Evacuation Preparation for Hurricanes: Things You Must Know
To survive and quickly recover from a hurricane, you need to be prepared in advance. Before a hurricane is even on the horizon, start preparing your house from the inside out. In the end, there is no such thing as being over-prepared when it comes to hurricanes and other severe weather occurrences. Here is some evacuation preparation for hurricanes that you should know.
How to Prepare for a Hurricane
When a hurricane forms over ocean water, it frequently moves toward the coast and can be fatal. High winds, storm surges, torrential rain, rip currents, coastal and inland floods, and tornadoes are a few dangers posed by hurricanes.
Hurricanes’ high winds can damage or destroy houses, buildings, roads, electricity, water, and gas services. People can be injured or killed, can disrupt transportation, and water also can be contaminated due to hurricanes.
Drowning, wind, and wind-borne debris are the most common causes of death and injury in hurricanes. Hurricanes can have an effect hundreds of kilometers inland and along the coast.
Plan ahead of time each year before hurricane season to ensure that you and your family are ready.
Make a list of emergency phone numbers and put them in a place where you can easily access them. Also, save them to your phone’s memory. Prepare a first aid kit. Get directions from your house to the closest shelter and other routes that you can take. When planning an evacuation, you should think of the evacuation route like I-310 rehab in your area.
Suppose, you are aware that your area is particularly vulnerable to hurricanes. Then, as a safety measure, you should put together a storm evacuation plan right away. In the event of a hurricane bearing down on your area, it is best not to wait until the last minute to make preparations for a possible escape.
Determine several routes to your destination and call shelters to be sure they can accommodate your complete family, including dogs, in the event of an evacuation. In addition to notifying loved ones where you are going and making sure the vehicle is full of gas, a good evacuation strategy should involve having extra cash available.
If you have a pet, locate a pet-friendly hotel, pet shelter, or an out-of-town family or friend who can care for your pets in the event of a natural disaster. If you have to leave your house because of a disaster, local animal shelters can help you figure out what to do with your pets.
Bring Outdoor Items Inside
If you have the opportunity to do so before an evacuation, bring in all of your outside belongings and store them safely.
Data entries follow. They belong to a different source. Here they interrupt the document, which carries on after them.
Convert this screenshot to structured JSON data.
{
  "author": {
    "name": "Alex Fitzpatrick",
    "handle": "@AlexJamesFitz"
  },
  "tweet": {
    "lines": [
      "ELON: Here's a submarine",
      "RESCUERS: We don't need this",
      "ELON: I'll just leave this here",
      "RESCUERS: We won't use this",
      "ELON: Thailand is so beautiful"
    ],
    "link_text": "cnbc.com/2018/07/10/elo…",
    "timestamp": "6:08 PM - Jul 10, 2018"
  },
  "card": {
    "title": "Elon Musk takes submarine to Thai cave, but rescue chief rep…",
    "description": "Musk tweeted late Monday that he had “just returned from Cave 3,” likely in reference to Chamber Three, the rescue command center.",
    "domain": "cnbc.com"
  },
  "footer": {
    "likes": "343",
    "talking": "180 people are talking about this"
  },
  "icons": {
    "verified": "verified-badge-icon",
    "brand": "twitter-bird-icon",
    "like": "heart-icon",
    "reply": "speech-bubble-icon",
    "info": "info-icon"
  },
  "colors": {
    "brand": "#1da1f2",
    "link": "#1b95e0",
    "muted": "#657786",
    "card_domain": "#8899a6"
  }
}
Should bring outdoor furniture, plants, motorcycles, trash cans, and other items, to prevent them from becoming projectiles.
Please get rid of all outdoor patio furniture, potted plants, bicycles, and toys and get them all in the house. Use blankets tied with rope to secure outdoor sculptures if required. If you do not have a lot of space, you can keep them in a garage, shed, basement, or even within your house.
Review Insurance Policies
Your homeowner’s insurance covers the cost of temporary repairs from storm damage and reasonable additional living costs (ALE) if you are told to move. If your homeowner’s insurance does not cover flood damage, you should check into flood insurance. Protecting your home from wind and water damage is a must if you live near the ocean. Talk to your insurance agent if you are unsure what your existing policy covers or want to add more protection.
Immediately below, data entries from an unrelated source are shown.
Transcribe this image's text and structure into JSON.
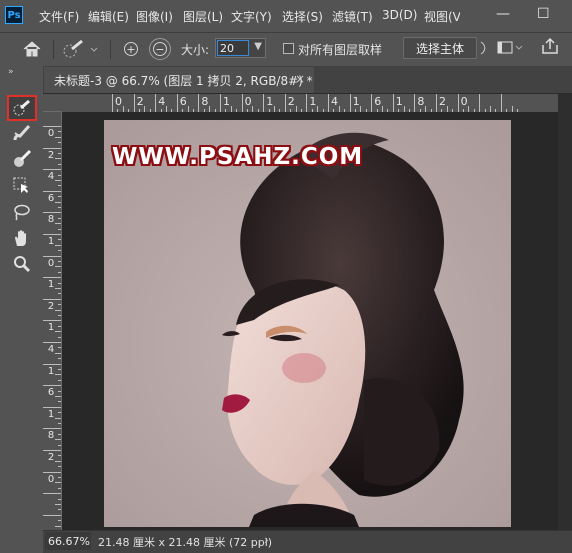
{
  "app": {
    "logo": "Ps"
  },
  "menu": [
    "文件(F)",
    "编辑(E)",
    "图像(I)",
    "图层(L)",
    "文字(Y)",
    "选择(S)",
    "滤镜(T)",
    "3D(D)",
    "视图(V"
  ],
  "window_controls": {
    "minimize": "—",
    "restore": "☐"
  },
  "options_bar": {
    "home_icon": "home-icon",
    "brush_preset_icon": "quick-selection-brush-icon",
    "add_mode": "+",
    "subtract_mode": "−",
    "size_label": "大小:",
    "size_value": "20",
    "sample_all_layers_label": "对所有图层取样",
    "select_subject_label": "选择主体"
  },
  "document_tab": {
    "title": "未标题-3 @ 66.7% (图层 1 拷贝 2, RGB/8#) *",
    "close": "×"
  },
  "toolbar": {
    "collapse": "»",
    "tools": [
      "quick-selection-icon",
      "brush-icon",
      "mixer-brush-icon",
      "object-selection-icon",
      "lasso-icon",
      "hand-icon",
      "zoom-icon"
    ]
  },
  "rulers": {
    "horizontal_labels": [
      "0",
      "2",
      "4",
      "6",
      "8",
      "1",
      "0",
      "1",
      "2",
      "1",
      "4",
      "1",
      "6",
      "1",
      "8",
      "2",
      "0"
    ],
    "vertical_labels": [
      "0",
      "2",
      "4",
      "6",
      "8",
      "1",
      "0",
      "1",
      "2",
      "1",
      "4",
      "1",
      "6",
      "1",
      "8",
      "2",
      "0"
    ]
  },
  "canvas": {
    "watermark": "WWW.PSAHZ.COM",
    "background_color": "#b8a9a8"
  },
  "status": {
    "zoom": "66.67%",
    "doc_info": "21.48 厘米 x 21.48 厘米 (72 ppi)",
    "arrow": "›"
  },
  "colors": {
    "accent": "#31a8ff",
    "highlight": "#e0302a",
    "panel": "#535353"
  }
}
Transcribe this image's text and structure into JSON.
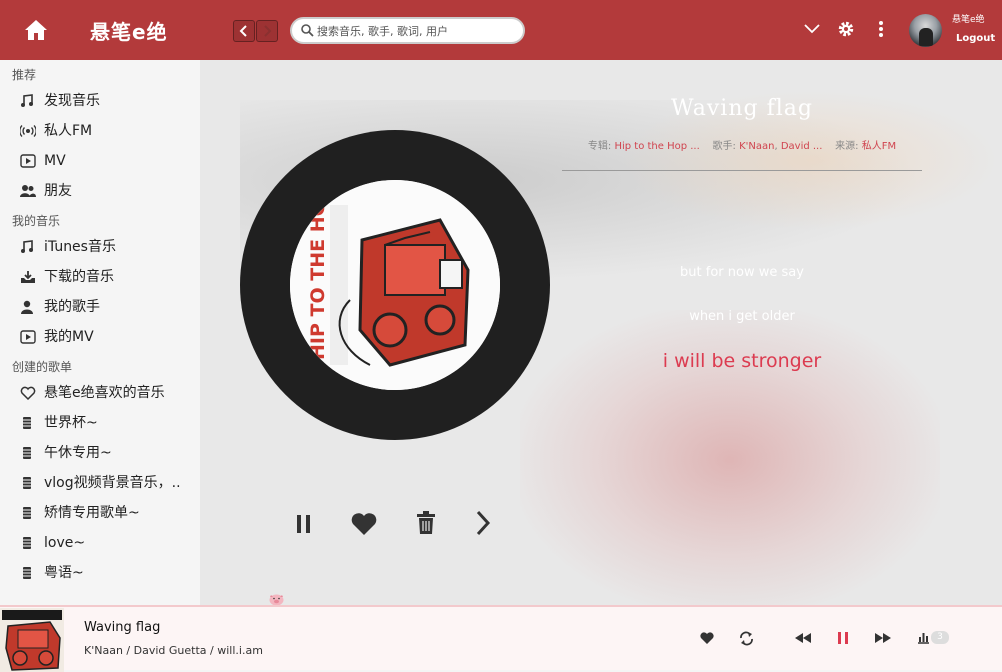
{
  "app": {
    "name": "悬笔e绝"
  },
  "search": {
    "placeholder": "搜索音乐, 歌手, 歌词, 用户"
  },
  "user": {
    "name": "悬笔e绝",
    "logout": "Logout"
  },
  "sidebar": {
    "sections": [
      {
        "title": "推荐",
        "items": [
          {
            "label": "发现音乐",
            "icon": "music-note-icon"
          },
          {
            "label": "私人FM",
            "icon": "radio-icon"
          },
          {
            "label": "MV",
            "icon": "video-icon"
          },
          {
            "label": "朋友",
            "icon": "friends-icon"
          }
        ]
      },
      {
        "title": "我的音乐",
        "items": [
          {
            "label": "iTunes音乐",
            "icon": "music-note-icon"
          },
          {
            "label": "下载的音乐",
            "icon": "download-icon"
          },
          {
            "label": "我的歌手",
            "icon": "person-icon"
          },
          {
            "label": "我的MV",
            "icon": "video-icon"
          }
        ]
      },
      {
        "title": "创建的歌单",
        "items": [
          {
            "label": "悬笔e绝喜欢的音乐",
            "icon": "heart-outline-icon"
          },
          {
            "label": "世界杯~",
            "icon": "playlist-icon"
          },
          {
            "label": "午休专用~",
            "icon": "playlist-icon"
          },
          {
            "label": "vlog视频背景音乐，..",
            "icon": "playlist-icon"
          },
          {
            "label": "矫情专用歌单~",
            "icon": "playlist-icon"
          },
          {
            "label": "love~",
            "icon": "playlist-icon"
          },
          {
            "label": "粤语~",
            "icon": "playlist-icon"
          }
        ]
      }
    ]
  },
  "song": {
    "title": "Waving flag",
    "album_label": "专辑:",
    "album": "Hip to the Hop ...",
    "artist_label": "歌手:",
    "artist1": "K'Naan",
    "artist2": "David ...",
    "source_label": "来源:",
    "source": "私人FM",
    "cover_text": "HIP TO THE HOP"
  },
  "lyrics": [
    {
      "text": "but for now we say",
      "current": false
    },
    {
      "text": "when i get older",
      "current": false
    },
    {
      "text": "i will be stronger",
      "current": true
    }
  ],
  "player": {
    "title": "Waving flag",
    "artists": [
      "K'Naan",
      "David Guetta",
      "will.i.am"
    ],
    "separator": "/",
    "queue_count": "3",
    "state": "playing"
  },
  "colors": {
    "brand": "#b33a3b",
    "accent": "#dc3b50",
    "disc": "#202020"
  }
}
Properly Store Important Documents
An internal closet with a bolted safe is the best option to keep your important documents like bank paperwork, birth certificates, insurance policy details, marriage certificates, and valuables like jewelry.
Prepare Emergency Kit
Emergency kits are essential if you live in a region prone to storms. Regardless of where you live, an emergency pack is necessary. Determine what to do beforehand, rather than waiting until the storm appears. Emergency kits are available pre-made, but you can also make your own. A first aid kit, a flashlight, and a weather radio or ordinary radio should be included in your emergency supply box. You should also have extra water and non-perishable foods.
Also Read: Home Safety Hazards: Know the Risks of What You Can’t See
Turn Off the Electricity and Water Lines
Before leaving your home, make sure to shut off your power and the main water valve. It will make your home safe from accidents. Locate your circuit breakers panel and shut off the primary circuit switch to cut off the electricity.
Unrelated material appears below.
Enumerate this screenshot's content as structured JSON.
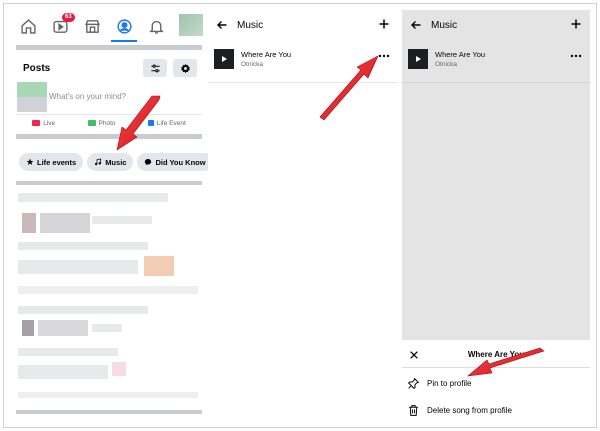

Then it would be best if you shut off your house’s primary water supply. There is usually a water meter on the side of the home, which is linked to the main water valve through a pipe. Depending on the valve, a wrench can be necessary before you can effectively cut off the water supply to your home.
Prepare for Power Outages
Hurricane gusts can cause power disruptions by bringing down power lines and phone wires. If you do not want to be without power, you should get a generator. Do not forget to acquire and utilize a suitable generator to avoid carbon monoxide difficulties.
Until all the damages are cleaned up, the threat will remain. For example, a person can get killed if they come into contact with fallen electricity wires. It is important to sweep up any glass that’s fallen on the ground. If water has not been filtered, it is not safe to consume. For gas leaks, repairing is essential to prevent fire hazards. Until all cleaning is complete, the risk is not truly gone. You need to be safe and prepared for the inevitable. Good Luck!